Kusursuz yarış makinesini yapmak amacıyla toplanan CUBE mühendisleri, eksiksiz bir bisiklet ortaya çıkarmışa benziyor. Her karbon fiber lifine kadar özenle dizayn edilen kadro, kendini karbon kadrolar arasında en üst sıralarda konumlandırıyor.
CUBE kadrolarda ZERO modelleri, o sınıfın en üst kadrosu olduğu anlamına geliyor. Belçikalı ünlü Wanty-Groupe Gobert takımının da kullandığı kadrolar, mümkün olan en hafif tasarıma sahip. Hafif tasarım için marka o kadar ileri gitmiş ki, gerekmedikçe boya bile kullanmamışlar. CUBE mühendisleri bisiklet için; “C68 çok yeni bir karbon üretim teknolojisi kullanıyor. Bu sayede üretimde %68 karbon fiber %32 reçine oranını kullanıyoruz. Eski üretim tekniğinde karbon fiber oranı %60 civarındaydı. Bu sayede konvansiyonel tekniklere göre daha ince karbon katmanların kullanabiliyoruz. Buna ‘Spread Tow Technology’ diyoruz.”

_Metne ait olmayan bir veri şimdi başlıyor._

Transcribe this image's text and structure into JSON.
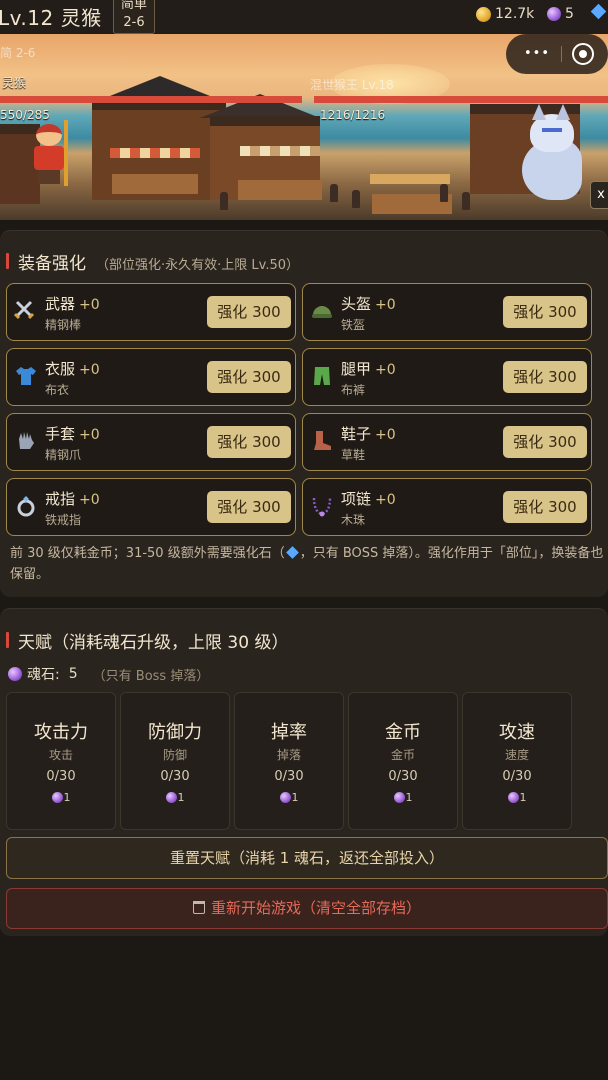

Spread Tow teknolojisinde normalde silindir şeklinde olan karbon fiber lifleri düzleştirilerek kullanılıyor. Katmanlar kalıba konulurken iç içe geçmesi sağlanıyor. Bu sayede iki karbon fiber katmanı arasında minimum şekilde boşluk bırakılarak çok daha güçlü bir yapı elde edilmesi sağlanıyor. Bu teknoloji, bisikletler dışında Formula 1 ve NASCAR arabalarında da kullanılıyor.
Karbon fiber oranının %60’lardan %68’e çıkması daha hafif bir kadro üretimine olanak sağlamış. Bu, kadro üretilirken daha çok karbon fiber, karbon fiber plakaları bir arada tutmak için ise daha az reçine kullanılmış demek. CUBE kadronun 750 gram altında olduğunu söylüyor. C68’in tamamen karbon fiberden üretilen konik alın borulu ve ince bacak tasarımlı maşası sayesinde de minimum ağırlık korunurken en üst performans ve rahatlık amaçlanmış.
Yarış geometrisi ile daha uzun üst boruya sahip bisiklet, agresif kullanıcılar için çok daha uygun bir sürüş pozisyonu sunuyor. Daha ileri ve aşağı uzanan binici daha alçak ağırlık merkezi sayesinde virajlarda daha kontrollü, inişlerde ise daha aerodinamik pozisyon alabiliyor. Geometri sadece yüksek hızda değil, tırmanışlarda da yarar sağlayacak şekilde optimize edilmiş. Tırmanışlarda ve inişte ön tekere daha fazla ağırlık binmesini sağlayan kadro hem dik tırmanışlarda daha verimli bir sürüş sağlarken inişlerde de sürücü kontrolünü en üst seviyeye taşımış.
Monocoque Advanced Twin Mold teknolojisi sayesinde kadronun yalnızca dışındaki değil içindeki karbon fiber katmanlarının da kusursuz konumlandırılması sağlanmış. Bu sayede CUBE mühendisleri kadro üretilirken karşımıza çıkan hataların önüne geçerek daha az materyal kullanılarak aynı sağlamlığın ve performansın korunmasını amaçlamış. Kendini kanıtlamış 11 vitesli elektronik Shimano Dura-Ace Di2 vites setini kullanan CUBE Litening C68 SLT ZeroBlack, 52x36T aynakol ve 11-28 ruble ile geliyor. Gücü yola iletmek için Mavic Cosmic Carbone 40C karbon fiber clincher jantlarını ve Mavic Powerlink/Griplink lastiklerini kullanıyor. Eski Cosmic Carbone serisine göre daha geniş bir jant profiline sahip olan Cosmic Carbone 40C, 1545gram ağırlığı ile hem tırmanışlar hem de yüksek hızlı düz parkurlar için ideal bir seçim. Tamamlayıcı kit, Syntace Racelite CDR karbon fiber gidon, Syntace F109 alüminyum gidon boğazı ve 27.2mm Syntace P6 Carbon RaceFlex sele borusundan oluşuyor. Bu sayede minimum ağırlık, maksimum rahatlık ve esnemezlik sağlanmış. Karbon fiber raylı Fi’zi:k Antares R3 sele ile de set tamamlanmış. Bisikletin toplam ağırlığı ise 6400 gram.